In the 1980s, the Soviet Union launched the Phobos program to study and explore the two moons of the planet Mars, Phobos and Deimos. The unmanned probe called the Phobos 2 was one of two such probes, which were equipped with loads of some of the most state of the art instruments and equipment available, as well as two small landers that were to be deployed to the surface of Phobos. The two moons were already considered two of the most enigmatic objects in the solar system, with the famed author and scientist Dr. Carl Sagan once musing that the acceleration of Phobos didn’t make sense and that it must actually be hollow, and this mission was to be the first good look Earthlings had ever gotten. Unfortunately, some very weird events would make sure that all did not go according to plan, and so would begin the tale of a probe possibly destroyed by aliens.
The mission actually started off very smoothly and with much promise. Phobos 1 was launched on July 7, 1988 and Phobos 2 on July 12, 1988. Although a malfunction took Phobos 1 out of the picture in September of 1988 while still in transit, the Phobos 2 operated perfectly for the entire trip all the way to Mars, collecting data along the way, and inserted itself into orbit around the planet on January 29, 1989. It was here where it began to experience problems, with two of its three onboard computer systems experiencing malfunctions, yet after taking numerous photos of the Martian surface it nevertheless soldiered on towards its final destination, which was the moon Phobos. It did manage to approach the moon and carried out three successful preliminary encounters with Phobos, taking 37 high quality images of the moon’s surface before things got strange. On March 28, 1989, the Phobos 2, which had been performing admirably despite its computer issues, just abruptly and without explanation stopped working, right as it was synching into a permanent orbit around the moon.
This might have been chalked up to a mere system malfunction, but it gets a bit weirder when looking at some of the evidence surrounding it. First of all were some of the photographs set back by the probe in the time leading up to its demise, which were seen as very curious, indeed. In one of these images, indeed the probe’s last image just before contact was lost, during a time in which it was aligning itself to the orbit of Phobos, there can be seen what appears to be a long, spindle shaped or cylindrical object estimated as measuring around 20 kilometers long and 1.5 kilometers wide, and which appears to be somewhere in the atmosphere between the probe and the surface of Mars. Although it might be easy to write it off as an optical illusion or shadow, the structure was photographed on two different color cameras from slightly differing angles, and it also turns up in the infrared footage. At the time, even the chairman of the Soviet equivalent of NASA, said of the photo, “One image appears to include an odd-shaped object between the spacecraft and Mars.”
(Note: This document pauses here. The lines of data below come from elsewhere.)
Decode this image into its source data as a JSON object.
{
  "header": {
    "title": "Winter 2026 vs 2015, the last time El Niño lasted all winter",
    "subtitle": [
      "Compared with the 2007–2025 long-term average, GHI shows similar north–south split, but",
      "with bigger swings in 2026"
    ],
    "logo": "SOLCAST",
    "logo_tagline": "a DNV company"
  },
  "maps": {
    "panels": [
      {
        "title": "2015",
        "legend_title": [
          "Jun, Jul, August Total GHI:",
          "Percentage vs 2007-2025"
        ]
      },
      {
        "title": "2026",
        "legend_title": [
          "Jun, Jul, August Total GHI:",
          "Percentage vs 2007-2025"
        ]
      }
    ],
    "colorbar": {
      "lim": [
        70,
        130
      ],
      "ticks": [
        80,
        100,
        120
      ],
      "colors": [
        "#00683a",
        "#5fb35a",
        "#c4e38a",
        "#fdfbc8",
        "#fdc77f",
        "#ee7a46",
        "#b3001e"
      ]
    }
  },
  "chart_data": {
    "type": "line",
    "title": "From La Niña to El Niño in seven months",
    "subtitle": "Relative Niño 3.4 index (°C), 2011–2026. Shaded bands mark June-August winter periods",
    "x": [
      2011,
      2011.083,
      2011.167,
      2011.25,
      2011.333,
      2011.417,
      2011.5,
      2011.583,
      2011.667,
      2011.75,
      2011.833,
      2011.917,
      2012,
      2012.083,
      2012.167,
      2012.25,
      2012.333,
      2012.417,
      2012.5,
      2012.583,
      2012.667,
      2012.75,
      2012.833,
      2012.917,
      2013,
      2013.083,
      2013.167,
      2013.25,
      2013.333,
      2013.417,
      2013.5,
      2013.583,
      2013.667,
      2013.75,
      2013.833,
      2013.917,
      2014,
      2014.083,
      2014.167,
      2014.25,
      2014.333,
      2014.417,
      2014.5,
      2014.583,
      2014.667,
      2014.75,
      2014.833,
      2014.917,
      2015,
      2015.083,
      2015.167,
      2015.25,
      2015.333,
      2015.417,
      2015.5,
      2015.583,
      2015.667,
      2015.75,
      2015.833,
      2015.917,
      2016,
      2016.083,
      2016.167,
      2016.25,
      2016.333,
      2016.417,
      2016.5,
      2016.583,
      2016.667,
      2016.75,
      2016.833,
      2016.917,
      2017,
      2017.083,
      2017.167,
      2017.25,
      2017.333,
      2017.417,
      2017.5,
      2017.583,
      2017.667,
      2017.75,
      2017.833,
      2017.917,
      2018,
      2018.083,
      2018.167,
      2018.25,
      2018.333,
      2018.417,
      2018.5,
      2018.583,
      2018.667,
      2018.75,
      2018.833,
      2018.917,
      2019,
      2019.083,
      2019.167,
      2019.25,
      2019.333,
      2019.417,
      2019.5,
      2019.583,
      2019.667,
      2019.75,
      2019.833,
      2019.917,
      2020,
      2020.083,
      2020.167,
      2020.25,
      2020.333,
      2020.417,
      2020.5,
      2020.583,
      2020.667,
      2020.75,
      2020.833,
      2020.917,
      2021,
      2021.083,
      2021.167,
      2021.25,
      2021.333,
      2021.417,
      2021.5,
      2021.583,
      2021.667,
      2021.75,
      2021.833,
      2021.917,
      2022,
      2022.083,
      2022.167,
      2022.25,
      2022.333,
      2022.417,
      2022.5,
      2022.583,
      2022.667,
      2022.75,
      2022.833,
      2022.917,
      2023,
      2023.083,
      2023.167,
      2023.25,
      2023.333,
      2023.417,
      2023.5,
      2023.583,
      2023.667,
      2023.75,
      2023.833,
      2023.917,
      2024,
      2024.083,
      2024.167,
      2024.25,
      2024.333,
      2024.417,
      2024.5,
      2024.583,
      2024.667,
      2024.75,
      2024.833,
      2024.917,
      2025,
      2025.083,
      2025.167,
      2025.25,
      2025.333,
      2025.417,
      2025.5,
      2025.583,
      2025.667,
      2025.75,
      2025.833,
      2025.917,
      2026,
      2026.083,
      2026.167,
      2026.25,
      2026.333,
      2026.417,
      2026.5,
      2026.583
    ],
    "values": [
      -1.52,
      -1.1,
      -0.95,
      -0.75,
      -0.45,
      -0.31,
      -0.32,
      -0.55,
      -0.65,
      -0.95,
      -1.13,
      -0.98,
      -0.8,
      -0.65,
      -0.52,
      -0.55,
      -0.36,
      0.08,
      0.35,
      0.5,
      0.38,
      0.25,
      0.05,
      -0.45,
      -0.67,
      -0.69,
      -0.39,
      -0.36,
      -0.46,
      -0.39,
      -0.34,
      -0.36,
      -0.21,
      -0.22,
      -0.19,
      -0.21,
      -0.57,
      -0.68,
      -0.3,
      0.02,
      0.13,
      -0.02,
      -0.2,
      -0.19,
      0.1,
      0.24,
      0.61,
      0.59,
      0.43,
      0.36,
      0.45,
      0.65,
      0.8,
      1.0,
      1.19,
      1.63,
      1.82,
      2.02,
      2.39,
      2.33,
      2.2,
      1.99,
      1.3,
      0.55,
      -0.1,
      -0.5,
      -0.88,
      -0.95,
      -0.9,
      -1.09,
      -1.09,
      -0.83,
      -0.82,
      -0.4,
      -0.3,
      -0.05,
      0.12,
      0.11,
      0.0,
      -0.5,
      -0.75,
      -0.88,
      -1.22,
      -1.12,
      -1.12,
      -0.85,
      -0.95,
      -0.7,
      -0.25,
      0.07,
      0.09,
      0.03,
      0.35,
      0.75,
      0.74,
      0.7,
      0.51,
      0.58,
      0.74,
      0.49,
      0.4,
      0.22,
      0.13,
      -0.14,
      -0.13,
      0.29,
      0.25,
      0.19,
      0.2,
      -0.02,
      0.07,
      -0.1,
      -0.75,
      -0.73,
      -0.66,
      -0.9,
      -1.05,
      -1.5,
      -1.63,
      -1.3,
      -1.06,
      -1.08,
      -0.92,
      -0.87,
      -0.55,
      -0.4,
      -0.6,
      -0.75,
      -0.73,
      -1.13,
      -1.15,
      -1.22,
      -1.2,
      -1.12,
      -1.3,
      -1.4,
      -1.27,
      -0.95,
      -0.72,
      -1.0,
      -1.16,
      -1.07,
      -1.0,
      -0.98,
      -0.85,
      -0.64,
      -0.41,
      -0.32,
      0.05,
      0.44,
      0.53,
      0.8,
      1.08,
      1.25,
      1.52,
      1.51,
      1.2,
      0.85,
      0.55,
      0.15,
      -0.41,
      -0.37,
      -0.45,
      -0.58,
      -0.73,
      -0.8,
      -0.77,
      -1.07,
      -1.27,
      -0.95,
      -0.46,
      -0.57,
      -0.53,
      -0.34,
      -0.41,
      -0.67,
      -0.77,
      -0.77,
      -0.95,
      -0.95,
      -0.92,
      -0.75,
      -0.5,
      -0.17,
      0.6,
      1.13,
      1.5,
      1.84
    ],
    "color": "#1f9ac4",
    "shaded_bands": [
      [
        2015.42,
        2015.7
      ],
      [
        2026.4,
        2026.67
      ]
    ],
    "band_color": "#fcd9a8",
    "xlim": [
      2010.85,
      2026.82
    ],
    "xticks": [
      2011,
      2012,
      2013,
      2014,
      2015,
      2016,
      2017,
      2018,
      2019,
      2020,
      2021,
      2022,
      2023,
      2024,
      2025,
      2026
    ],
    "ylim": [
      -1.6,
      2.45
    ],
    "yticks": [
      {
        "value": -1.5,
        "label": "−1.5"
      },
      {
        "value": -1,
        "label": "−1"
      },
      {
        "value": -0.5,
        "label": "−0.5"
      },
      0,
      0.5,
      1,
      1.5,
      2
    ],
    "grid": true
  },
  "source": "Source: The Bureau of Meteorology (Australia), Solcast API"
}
Adding to the mystery were other photos taken earlier by the probe, which seemed to show strange rectangular forms on the surface of Mars, and making it even more mysterious still would be that it was later stated by the Kaliningrad control center and reported in the October 19, 1989 issue of Nature Magazine that an investigation into the death of the Phobos 2 had concluded that the probe had been spinning wildly after its final transmission, almost as if it had been impacted by something. You can perhaps see where this is going. The idea among some in the UFO community is that this probe had stumbled across something it was not supposed to see, and that it was either struck by the object in the picture, which has been called a “mothership,” or shot down by it. It certainly doesn’t help that the Soviets were loathe to release the images in the first place, long refusing to show these frames to the public, with most of this being leaked to the West by a Russian astronaut and pilot by the name of Colonel Dr. Marina Popovich, causing whispers of a cover-up.
The images and their close proximity to the loss of the Phobos 2 probe have managed to generate discussion ever since. It has been suggested that the cylindrical object is nothing more than a shadow of Phobos the moon and that the end of transmissions from the probe is merely a coincidence, but others have pointed out that the outline appears to be too distinct and the shape not consistent to the shadow of the moon, which has actually been photographed before. The more fringe idea is that there is something out there that does not appreciate our snooping around, and indeed there have been an oddly high number of such Mars probes and missions that have experienced difficulties or been lost. One more recent high-profile case was NASA’s 1992 Mars Observer mission, which was meant to undertake a 2-year mapping of the planet’s surface, but which was suddenly lost in August of 1993 to disappear without a trace. There has been so much trouble in studying Mars that of course there are some who speculate that perhaps there is something out there that does not want us there.
It is hard to know just what is going on here. Is this all just misidentification mixed with coincidence? What really happened to the Phobos 2 probe? Was this just a technical glitch, as they’d like everyone to believe, or something far stranger? What do those photos really show? Mars has definitely become ground zero for a wide variety of mysterious images from both its surface and above, and this certainly adds to the pile of strangeness associated with the Red Planet.